Answer to Question #171505 in Statistics and Probability for CHOI ELISA

$H_0 : μ_1 -μ_2 = 0.20 \\ H_1 : μ_1 -μ_2 > 0.20 \\ α = 0.05 \\ \bar{x_1}= 2.61 \\ s_1 = 0.12 \\ n_1 = 50 \\ \bar{x_2}= 2.38 \\ s_2 = 0.14 \\ n_2 = 40 \\ δ = 0.20$

We have independent random samples from two normal populations having mean and known variances.
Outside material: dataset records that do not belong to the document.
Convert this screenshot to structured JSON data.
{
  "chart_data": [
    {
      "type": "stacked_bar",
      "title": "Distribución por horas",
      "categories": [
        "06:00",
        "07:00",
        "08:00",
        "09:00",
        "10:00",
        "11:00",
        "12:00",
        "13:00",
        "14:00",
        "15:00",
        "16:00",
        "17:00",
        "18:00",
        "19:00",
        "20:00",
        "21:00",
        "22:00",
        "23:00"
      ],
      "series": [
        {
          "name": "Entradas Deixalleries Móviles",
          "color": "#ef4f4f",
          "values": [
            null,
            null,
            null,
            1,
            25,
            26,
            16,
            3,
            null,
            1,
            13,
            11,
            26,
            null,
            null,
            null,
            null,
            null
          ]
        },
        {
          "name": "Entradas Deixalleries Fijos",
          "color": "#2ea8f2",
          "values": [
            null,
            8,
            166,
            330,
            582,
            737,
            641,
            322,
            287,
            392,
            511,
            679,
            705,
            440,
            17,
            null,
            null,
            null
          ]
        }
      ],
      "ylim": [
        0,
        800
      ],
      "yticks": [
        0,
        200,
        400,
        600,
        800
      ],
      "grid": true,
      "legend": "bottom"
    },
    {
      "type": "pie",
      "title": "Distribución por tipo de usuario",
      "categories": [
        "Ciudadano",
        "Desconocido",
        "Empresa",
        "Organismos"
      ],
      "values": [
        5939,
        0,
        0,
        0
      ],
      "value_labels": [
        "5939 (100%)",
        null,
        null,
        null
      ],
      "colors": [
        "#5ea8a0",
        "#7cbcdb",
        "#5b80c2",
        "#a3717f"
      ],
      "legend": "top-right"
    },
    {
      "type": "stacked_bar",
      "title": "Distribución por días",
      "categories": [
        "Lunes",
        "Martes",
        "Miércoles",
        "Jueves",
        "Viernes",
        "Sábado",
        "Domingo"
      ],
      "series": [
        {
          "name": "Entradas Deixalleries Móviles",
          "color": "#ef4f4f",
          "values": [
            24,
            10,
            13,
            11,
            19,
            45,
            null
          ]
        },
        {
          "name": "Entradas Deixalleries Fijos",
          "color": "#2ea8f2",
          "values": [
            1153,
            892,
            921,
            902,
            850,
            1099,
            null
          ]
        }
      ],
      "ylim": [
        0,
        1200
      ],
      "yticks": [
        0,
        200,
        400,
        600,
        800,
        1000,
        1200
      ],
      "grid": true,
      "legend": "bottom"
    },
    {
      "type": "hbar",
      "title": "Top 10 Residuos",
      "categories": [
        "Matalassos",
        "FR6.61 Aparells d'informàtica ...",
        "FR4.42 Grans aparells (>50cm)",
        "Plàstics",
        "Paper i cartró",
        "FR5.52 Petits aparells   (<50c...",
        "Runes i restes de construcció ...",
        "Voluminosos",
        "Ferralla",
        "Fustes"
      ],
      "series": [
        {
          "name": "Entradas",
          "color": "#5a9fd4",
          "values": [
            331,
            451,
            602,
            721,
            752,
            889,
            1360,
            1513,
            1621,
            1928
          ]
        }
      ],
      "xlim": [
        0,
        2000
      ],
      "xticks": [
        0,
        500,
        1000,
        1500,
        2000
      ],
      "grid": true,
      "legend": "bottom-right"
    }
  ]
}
We want to teat the null hypothesis $μ_1 -μ_2 = δ$ , where δ is a given constant, against of the alternative $μ_1 -μ_2 > δ$ . The appropriate test statistic for this test is

Test concerning differences between means

$z = \frac{\bar{x_1}-\bar{x_2}-δ}{\sqrt{\frac{σ_1^2}{n_1} + \frac{σ_1^2}{n_2}}}$

When we deal with independent random sample from populations with unknown variances which may not even be normal, the test can still be used with $s_1$ substituted for $σ_1$ and $s_2$ substituted for $σ_2$ so long as both samples are large enough for the central limit theorem to be invoked.

$z = \frac{2.61-2.38-0.2}{\sqrt{\frac{(0.12)^2}{50} + \frac{(0.14)^2}{40}}} = 1.08$

Reject $H_0$ if z≥1.96

Since z=1.08 < 1.96, we cannot reject the null hypothesis.